Por Eduardo Luis Aguirre

 

Las derechas comprendieron en la década pasada que en la Argentina se abría en una posibilidad concreta e inédita ganar las elecciones nacionales, percepción que se fue afirmando durante el transcurso de los años de administración kirchnerista.

De hecho, en los tiempos de mayor consenso y fortaleza del gobierno nacional y popular, la derecha argentina fue pergeñando un experimento inédito de auscultación de las intuiciones, representaciones e imaginarios de los nuevos sujetos, lo que suponía estar atentos al devenir del mundo y un proceso continuo, intencional y generalizado de desvalorización de la política y lo político. Esa fue una novedad política que- con sus matices- se mantiene intacta hasta la fecha. Durante los años siguientes, los gobiernos populares de América Latina comenzaron a ser asolados por golpes blandos, conspiraciones palaciegas, campañas sistemáticas y destituyentes de los grandes medios de comunicación, un acoso sostenido de las burocracias judiciales, las fuerzas armadas o de seguridad, los servicios de inteligencia, la embajada y los sectores dominantes de cada país. La situación, que a mi entender había comenzado en los Balcanes con la primera “primavera” prohijada por la organización OTPOR, se reproducía a nivel mundial y nuestro país no pudo abstraerse a la potencia de las nuevas formas de colonización y construcción de poder.

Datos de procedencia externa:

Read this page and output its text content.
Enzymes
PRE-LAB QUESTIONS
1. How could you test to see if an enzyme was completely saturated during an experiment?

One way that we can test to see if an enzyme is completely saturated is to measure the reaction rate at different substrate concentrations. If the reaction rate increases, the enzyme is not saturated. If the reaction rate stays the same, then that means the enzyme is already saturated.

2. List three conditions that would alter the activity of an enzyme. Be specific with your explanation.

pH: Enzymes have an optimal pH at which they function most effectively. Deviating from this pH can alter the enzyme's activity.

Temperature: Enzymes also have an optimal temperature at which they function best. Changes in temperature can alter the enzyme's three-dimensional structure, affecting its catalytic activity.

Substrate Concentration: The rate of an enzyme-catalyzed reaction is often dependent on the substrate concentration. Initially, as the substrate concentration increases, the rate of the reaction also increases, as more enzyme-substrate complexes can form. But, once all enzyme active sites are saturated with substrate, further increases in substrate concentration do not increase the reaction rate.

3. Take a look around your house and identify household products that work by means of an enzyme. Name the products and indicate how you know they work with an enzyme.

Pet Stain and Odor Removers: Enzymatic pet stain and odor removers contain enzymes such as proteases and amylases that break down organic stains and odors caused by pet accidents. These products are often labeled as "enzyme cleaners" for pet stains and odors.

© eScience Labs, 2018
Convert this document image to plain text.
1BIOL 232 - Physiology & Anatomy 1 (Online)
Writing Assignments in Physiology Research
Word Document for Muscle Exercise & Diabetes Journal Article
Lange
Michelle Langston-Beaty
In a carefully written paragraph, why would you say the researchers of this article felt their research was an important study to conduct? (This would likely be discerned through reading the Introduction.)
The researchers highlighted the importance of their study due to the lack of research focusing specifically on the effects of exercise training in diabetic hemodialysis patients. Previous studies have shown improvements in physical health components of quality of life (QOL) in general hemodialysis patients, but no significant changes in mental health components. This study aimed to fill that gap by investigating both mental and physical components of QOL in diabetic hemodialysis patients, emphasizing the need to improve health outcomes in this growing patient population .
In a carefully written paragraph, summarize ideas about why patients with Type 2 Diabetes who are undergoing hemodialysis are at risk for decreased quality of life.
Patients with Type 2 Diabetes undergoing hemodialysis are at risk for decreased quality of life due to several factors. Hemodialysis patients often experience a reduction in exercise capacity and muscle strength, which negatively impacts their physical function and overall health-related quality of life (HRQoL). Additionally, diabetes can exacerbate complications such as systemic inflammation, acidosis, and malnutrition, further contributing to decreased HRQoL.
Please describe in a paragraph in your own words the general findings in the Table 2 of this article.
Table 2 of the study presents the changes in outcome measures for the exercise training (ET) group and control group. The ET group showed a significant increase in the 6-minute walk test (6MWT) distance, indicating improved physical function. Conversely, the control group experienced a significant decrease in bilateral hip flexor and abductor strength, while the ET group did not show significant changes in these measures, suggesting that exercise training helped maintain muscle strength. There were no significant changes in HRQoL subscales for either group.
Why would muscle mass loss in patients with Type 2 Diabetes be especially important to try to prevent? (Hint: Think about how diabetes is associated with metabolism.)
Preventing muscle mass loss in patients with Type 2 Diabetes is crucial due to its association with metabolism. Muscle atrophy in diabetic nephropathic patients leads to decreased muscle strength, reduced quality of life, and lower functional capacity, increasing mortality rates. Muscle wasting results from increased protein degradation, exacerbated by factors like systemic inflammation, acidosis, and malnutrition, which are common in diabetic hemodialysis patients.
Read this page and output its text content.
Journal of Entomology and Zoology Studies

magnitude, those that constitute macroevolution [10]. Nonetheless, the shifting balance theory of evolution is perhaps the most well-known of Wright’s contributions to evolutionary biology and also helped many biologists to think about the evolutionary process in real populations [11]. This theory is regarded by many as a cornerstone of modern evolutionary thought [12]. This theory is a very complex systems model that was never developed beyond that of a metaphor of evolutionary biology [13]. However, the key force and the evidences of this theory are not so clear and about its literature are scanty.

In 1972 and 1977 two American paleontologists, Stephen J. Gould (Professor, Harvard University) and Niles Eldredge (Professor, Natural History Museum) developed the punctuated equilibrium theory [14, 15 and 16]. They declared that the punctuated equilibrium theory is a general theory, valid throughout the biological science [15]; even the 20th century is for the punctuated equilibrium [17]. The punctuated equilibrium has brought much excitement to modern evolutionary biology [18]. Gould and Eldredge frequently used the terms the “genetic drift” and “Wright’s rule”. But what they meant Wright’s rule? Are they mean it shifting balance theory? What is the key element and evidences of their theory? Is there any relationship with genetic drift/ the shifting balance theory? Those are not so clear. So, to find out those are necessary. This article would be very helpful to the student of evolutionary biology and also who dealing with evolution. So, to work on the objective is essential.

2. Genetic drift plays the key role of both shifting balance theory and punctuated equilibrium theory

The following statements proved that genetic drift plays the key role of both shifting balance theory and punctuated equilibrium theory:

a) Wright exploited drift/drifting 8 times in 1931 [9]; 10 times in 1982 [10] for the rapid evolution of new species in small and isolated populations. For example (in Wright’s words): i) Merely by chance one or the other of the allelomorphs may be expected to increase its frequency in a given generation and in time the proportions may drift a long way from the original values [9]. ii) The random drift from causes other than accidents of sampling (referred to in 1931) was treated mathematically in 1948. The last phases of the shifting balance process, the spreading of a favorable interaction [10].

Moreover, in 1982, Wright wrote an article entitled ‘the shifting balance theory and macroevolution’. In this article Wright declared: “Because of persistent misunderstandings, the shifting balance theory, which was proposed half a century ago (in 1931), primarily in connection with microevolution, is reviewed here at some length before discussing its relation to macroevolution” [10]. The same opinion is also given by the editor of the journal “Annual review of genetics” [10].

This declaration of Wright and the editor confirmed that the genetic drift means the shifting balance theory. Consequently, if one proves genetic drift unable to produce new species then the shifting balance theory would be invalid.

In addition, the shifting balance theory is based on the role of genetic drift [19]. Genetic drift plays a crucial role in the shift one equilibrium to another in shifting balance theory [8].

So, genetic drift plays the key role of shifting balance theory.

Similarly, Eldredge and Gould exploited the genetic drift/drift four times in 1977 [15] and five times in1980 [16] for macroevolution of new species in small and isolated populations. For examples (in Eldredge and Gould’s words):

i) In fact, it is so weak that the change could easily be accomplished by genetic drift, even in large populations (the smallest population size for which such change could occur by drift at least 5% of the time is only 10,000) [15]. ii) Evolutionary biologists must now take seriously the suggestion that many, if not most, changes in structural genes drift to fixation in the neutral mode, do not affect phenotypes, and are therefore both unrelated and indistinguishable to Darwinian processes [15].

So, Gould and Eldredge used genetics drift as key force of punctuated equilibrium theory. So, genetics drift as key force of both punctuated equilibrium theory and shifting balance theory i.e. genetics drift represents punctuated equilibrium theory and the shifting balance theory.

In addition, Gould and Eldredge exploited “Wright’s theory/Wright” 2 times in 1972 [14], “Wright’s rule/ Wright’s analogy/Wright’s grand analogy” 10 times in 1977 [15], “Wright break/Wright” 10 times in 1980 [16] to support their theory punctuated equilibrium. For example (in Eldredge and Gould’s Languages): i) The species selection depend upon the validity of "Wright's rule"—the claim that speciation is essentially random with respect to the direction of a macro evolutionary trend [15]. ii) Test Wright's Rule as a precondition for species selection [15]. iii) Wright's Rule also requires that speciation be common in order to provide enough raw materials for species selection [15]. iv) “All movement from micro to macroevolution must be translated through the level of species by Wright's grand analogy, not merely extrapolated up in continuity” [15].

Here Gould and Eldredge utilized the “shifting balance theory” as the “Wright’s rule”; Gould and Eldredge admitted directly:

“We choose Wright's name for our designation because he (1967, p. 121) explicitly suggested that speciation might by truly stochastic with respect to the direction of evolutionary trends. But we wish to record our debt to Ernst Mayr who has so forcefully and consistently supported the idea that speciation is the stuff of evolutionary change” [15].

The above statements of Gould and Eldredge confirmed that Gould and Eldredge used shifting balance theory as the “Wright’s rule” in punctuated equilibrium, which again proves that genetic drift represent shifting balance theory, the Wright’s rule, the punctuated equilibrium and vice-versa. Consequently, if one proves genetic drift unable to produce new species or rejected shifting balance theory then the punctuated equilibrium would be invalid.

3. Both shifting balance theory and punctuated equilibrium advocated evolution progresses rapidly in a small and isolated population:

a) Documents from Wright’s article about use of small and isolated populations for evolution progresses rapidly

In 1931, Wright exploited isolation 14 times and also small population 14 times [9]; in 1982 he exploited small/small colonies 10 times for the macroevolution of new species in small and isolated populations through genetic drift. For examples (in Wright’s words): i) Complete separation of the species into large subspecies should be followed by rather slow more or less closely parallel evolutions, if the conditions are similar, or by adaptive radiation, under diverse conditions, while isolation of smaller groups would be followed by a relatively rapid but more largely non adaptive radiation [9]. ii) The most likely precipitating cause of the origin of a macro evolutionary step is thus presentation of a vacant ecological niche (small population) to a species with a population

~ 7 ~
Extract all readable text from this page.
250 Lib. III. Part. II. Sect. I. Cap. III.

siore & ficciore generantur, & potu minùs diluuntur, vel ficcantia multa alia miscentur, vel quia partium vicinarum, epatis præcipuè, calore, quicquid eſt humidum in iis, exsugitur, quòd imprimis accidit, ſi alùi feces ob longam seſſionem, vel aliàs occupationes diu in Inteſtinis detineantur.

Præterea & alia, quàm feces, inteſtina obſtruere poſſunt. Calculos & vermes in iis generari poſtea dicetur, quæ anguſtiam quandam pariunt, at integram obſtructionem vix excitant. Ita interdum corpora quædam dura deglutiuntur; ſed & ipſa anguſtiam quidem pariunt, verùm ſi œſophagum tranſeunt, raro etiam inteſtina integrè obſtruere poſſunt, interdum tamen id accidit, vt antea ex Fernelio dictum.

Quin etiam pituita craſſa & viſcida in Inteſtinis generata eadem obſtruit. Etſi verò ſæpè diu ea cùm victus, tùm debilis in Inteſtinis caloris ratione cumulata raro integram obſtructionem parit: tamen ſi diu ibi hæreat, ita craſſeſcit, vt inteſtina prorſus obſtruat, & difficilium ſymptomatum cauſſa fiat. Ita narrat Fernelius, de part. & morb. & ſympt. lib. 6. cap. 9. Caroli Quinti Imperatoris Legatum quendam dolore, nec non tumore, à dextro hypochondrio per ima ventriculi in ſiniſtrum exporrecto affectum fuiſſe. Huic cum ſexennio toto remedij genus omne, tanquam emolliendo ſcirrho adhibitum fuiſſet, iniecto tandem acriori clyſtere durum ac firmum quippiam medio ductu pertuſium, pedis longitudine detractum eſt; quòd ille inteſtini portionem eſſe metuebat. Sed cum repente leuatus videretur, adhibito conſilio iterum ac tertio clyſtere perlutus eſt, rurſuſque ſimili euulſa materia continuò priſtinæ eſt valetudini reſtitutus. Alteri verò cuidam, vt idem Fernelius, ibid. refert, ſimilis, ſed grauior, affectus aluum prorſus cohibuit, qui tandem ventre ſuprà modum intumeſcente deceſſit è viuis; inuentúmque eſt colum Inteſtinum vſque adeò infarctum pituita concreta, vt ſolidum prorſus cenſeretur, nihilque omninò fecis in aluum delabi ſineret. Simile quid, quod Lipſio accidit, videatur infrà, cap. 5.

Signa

En la Argentina, un presidente de Boca Juniors, que llegó a ser elegido Jefe de Gobierno de la CABA representando a una formación que en un principio se ceñía a la geografía porteña, dispuso de los medios y la capacidad táctica de elegir en qué momento se intersectaban las dificultades y vicisitudes que jaqueaban al gobierno kirchnerista, con la debacle de las formas tradicionales de las democracias indirectas. El poder de Macri comenzó asentándose en una institución (deportiva) y se sostuvo haciendo pie en el resto de las instituciones políticas. Cuando llegó al gobierno, ese avance sobre las instituciones públicas y poderosas organizaciones se aceleró y profundizó. Fue el comienzo de un verdadero desastre para la República propiciado por una forma de hacer política y una ideología neoliberal que llegaba por los votos a la primera magistratura. Nunca antes un gobierno neoliberal había accedido a semejante cuota de poder por la vía democrática. No debemos olvidar que un lustro antes de ese acontecimiento sólo el 20% de los argentinos admitía ser “de derecha”. ¿Qué pudo pasar en esos pocos años para que el humor social y la toma de decisiones consecuente de una ajustada mayoría ocasionara este quiebre regresivo?

En primer lugar, la aparición de lógicas denominadas “pospolíticas”, que es necesario intentar traducir. Hacia adentro de los espacios públicos, el Consenso de Washington trajo consigo retóricas y formas que no eran para nada inocentes. En principio, una lógica “gestiva” destinada a fortalecer la “gobernanza” postergando los grandes discursos y los debates ideológicos que hacen inexorablemente a la política se constituyó en uno de esos ejemplos. Esa nueva modalidad se instaló junto a un lenguaje devaluado y un cúmulo de significantes repetidos como la libertad, la república y el cambio de los que la derecha se apropió rápidamente. En la sociedad, mientras tanto, se producía un proceso de transformación radical de las subjetividades, compatible con los grandes paradigmas neoliberales. Después de los años 80´ el mundo comenzó a convivir con un estrés postraumático que coincide con la caída de los estados de bienestar. Esa sensación está asociada a la compulsión de experimentar placer, pero es también afectiva, es económica pero a su vez convive con la angustia de “no poder” lo que el sistema machaca que “sí se puede”, que es individualista pero se traduce en un lenguaje común de “zozobres” (utilizo aquí un concepto del filósofo español Santiago Alba Rico). Y son zozobres porque su cuerpo se está disputando todo el tiempo dos vectores de signo contrario. Están siendo en una sociedad en que la felicidad es un imperativo y están obligados a serlo porque de no ser así, el discurso neoliberal los hace responsables de la carga de no haber podido acceder a la ficción de una felicidad que coincide con las estéticas de los líderes de los espacios de la nueva derecha (para eso, no hay más que recordar –y soportar nuevamente- los bailes y los cánticos de los principales dirigentes de Juntos por el Cambio después de sus éxitos electorales, que algunas décadas atrás hubieran causado con su levedad una repulsa masiva). Las coreografías y el meticuloso proceso de comunicar y llevar adelante una campaña electoral, como vemos, también son elementos que el campo popular debe analizar, porque el destinatario de los esfuerzos militantes es hoy otro sujeto social. Sobre esto intentaremos profundizar en nuestra próxima entrega.